Twitter on yesterday announced the number of accounts you can follow has been raised from 2,000 to 5,000. However, users can only follow more that 2,000-user limit if they had a high-enough ratio of followers.
Twitter says we don’t limit the number of followers you can have. However, we do monitor how aggressively users follow other users. We try to make sure that none of our limits restrain reasonable usage, and will not affect most Twitter users. We monitor all accounts for aggressive following and follow churn (repeatedly following and unfollowing large numbers of other users), but if you don’t follow or unfollow hundreds of users in a single day, and you aren’t using automated methods of following users, you should be fine.
Starting today, we are increasing our current follow limit from 2,000 to 5,000 accounts for all users: https://t.co/Yxx66XESMf
— Twitter Support (@Support) October 27, 2015
The rules about aggressive following and follow churn still apply. In addition, every user can follow 5000 people total.

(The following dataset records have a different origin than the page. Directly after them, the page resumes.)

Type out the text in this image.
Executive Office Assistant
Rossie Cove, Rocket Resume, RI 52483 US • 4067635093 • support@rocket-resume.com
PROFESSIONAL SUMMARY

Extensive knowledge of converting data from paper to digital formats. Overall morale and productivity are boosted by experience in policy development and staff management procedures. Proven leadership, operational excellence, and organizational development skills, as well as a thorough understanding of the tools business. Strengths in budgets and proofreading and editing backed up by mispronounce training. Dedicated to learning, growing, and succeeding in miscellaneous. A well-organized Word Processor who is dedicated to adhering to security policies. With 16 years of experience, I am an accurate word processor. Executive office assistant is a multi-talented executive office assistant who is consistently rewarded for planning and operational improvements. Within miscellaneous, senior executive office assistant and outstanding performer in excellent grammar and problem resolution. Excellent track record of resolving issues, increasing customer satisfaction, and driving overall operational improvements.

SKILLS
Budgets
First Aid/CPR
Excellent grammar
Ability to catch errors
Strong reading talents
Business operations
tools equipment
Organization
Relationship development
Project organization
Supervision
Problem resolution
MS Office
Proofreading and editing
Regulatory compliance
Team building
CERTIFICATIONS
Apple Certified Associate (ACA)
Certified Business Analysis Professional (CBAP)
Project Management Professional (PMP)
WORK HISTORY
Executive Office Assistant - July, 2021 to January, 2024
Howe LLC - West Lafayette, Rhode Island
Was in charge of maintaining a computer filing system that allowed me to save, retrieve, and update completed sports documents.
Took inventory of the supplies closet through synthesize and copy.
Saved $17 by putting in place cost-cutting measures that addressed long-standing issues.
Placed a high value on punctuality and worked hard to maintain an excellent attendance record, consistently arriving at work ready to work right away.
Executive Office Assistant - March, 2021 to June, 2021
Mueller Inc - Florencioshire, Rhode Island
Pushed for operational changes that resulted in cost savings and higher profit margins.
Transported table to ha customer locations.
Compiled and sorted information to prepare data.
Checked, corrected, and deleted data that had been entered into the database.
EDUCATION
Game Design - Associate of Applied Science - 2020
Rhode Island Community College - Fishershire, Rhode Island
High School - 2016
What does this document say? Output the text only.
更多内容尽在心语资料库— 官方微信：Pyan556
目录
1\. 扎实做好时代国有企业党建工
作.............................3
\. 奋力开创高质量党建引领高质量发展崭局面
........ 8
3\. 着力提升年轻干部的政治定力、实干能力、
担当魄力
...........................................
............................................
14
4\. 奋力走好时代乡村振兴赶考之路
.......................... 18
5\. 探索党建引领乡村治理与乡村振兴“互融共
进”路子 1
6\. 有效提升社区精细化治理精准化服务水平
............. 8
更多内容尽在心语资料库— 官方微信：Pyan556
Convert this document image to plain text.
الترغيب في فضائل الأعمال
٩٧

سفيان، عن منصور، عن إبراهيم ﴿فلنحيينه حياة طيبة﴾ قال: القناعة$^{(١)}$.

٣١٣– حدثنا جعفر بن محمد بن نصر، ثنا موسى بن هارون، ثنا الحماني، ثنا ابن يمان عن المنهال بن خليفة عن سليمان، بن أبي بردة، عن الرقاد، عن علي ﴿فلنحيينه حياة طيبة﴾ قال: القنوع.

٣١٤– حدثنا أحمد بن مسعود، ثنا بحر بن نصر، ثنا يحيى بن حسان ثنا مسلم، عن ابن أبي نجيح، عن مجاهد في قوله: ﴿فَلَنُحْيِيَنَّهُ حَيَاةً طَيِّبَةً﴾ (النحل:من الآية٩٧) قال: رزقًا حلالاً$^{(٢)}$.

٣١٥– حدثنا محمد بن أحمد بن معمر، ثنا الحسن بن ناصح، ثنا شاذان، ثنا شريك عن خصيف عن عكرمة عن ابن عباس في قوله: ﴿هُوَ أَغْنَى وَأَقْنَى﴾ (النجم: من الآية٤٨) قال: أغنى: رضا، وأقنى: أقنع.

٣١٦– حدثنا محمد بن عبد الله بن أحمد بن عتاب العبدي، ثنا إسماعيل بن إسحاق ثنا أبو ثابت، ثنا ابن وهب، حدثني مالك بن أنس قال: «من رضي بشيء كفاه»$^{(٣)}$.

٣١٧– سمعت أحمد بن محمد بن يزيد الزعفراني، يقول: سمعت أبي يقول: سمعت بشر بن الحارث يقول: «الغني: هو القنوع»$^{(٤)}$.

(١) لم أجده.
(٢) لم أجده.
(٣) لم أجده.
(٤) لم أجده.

Once you’ve followed 5000 users, there are limits to the number of additional users you can follow. This limit is different for every user and is based on your ratio of followers to following.
When you hit this limit, we’ll tell you by showing an error message in your browser. You’ll need to wait until you have more followers in order to follow more users. For example, you can’t follow 10,000 people if only 100 people follow you. When you reach a daily or total limit and we show you an error message, you’ve hit a technical limit imposed to limit egregious behavior by spam accounts and to prevent strain on the site. These are just the technical limits for your account in addition, you are prohibited from aggressive following behaviors. These behaviors may result in account suspension, regardless of your account’s technical ratio.